Within the Common Service Data Model (CSDM), service types are clearly defined to separate business-facing value, application logic, and technical enablement. Correct classification is foundational to impact analysis, ownership, reporting, and service visibility.
An Application Service is a logical representation of a deployed application or system stack. It models how an application runs, including servers, databases, middleware, and integrations. Application Services are typically created and maintained through Service Mapping and are primarily consumed by IT operations, DevOps, and support teams.
A Technology Management Service (also called a Technical Service) represents shared technical capabilities such as databases, authentication platforms, messaging systems, or cloud infrastructure. These services are published to Service Owners, not business users, and underpin one or more Application Services or Business Services. They are critical for understanding technical dependencies and risk but are not business-facing.

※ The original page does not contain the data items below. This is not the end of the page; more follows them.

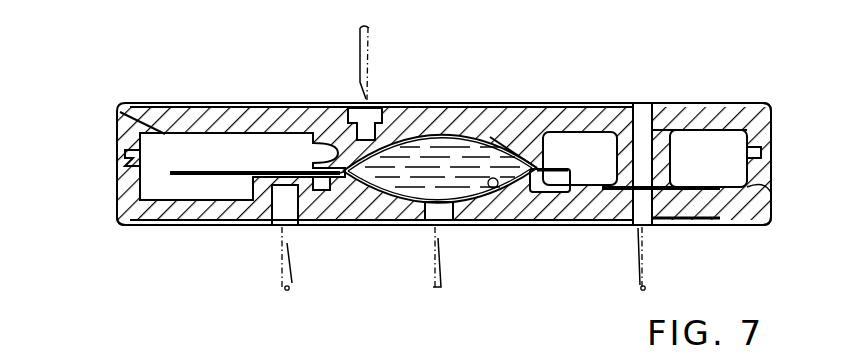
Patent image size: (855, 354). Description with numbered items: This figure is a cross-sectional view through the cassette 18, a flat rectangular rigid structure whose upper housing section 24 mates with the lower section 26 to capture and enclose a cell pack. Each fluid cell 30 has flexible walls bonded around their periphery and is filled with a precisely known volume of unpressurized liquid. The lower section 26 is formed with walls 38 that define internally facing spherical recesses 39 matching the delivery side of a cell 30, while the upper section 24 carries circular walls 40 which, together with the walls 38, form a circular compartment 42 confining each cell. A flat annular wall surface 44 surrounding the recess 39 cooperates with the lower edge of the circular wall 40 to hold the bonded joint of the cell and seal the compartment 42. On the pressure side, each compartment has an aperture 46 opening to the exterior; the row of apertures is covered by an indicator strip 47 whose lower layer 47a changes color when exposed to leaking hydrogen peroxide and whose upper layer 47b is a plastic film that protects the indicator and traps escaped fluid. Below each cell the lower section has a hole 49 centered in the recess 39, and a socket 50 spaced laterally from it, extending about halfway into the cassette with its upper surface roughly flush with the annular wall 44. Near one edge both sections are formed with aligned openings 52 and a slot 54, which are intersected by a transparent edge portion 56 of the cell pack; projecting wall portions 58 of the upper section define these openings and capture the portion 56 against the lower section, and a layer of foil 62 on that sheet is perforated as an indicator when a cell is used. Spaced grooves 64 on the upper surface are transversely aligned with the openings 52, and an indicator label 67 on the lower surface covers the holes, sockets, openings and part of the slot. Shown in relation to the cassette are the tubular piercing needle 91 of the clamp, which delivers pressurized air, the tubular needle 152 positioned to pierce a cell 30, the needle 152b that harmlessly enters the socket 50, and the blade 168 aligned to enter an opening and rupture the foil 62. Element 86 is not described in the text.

The cassette 18 is at (183, 68).
The upper housing section 24 is at (125, 122).
The lower section 26 is at (132, 222).
The fluid cell 30 is at (505, 140).
The wall 38 is at (352, 190).
The spherical recess 39 is at (500, 220).
The circular wall 40 is at (338, 152).
The circular compartment 42 is at (467, 137).
The flat annular wall surface 44 is at (343, 173).
The aperture 46 is at (360, 110).
The indicator strip 47 is at (273, 105).
The lower layer 47a is at (192, 112).
The upper layer 47b is at (180, 106).
The hole 49 is at (433, 227).
The socket 50 is at (280, 212).
The opening 52 is at (650, 173).
The slot 54 is at (640, 103).
The transparent edge portion 56 is at (768, 193).
The projecting wall portion 58 is at (667, 160).
The foil layer 62 is at (616, 184).
The groove 64 is at (740, 100).
The indicator strip or label 67 is at (190, 228).
The connector 86 is at (191, 346).
The tubular piercing needle 91 is at (372, 66).
The tubular needle 152 is at (443, 270).
The needle 152b is at (293, 273).
The blade 168 is at (647, 277).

A Business Service is published to Business Users and directly supports business capabilities and outcomes. It represents what the business consumes, such as “Online Banking,” “Order Fulfillment,” or “Employee Onboarding.” Business Services sit at the top of the CSDM hierarchy and are the anchor point for SLAs, experience, and value measurement.
Correctly distinguishing these service types ensures alignment with CSDM best practices, enables accurate impact analysis, and prevents common CMDB anti-patterns such as exposing technical services to business users or misrepresenting application stacks as business value.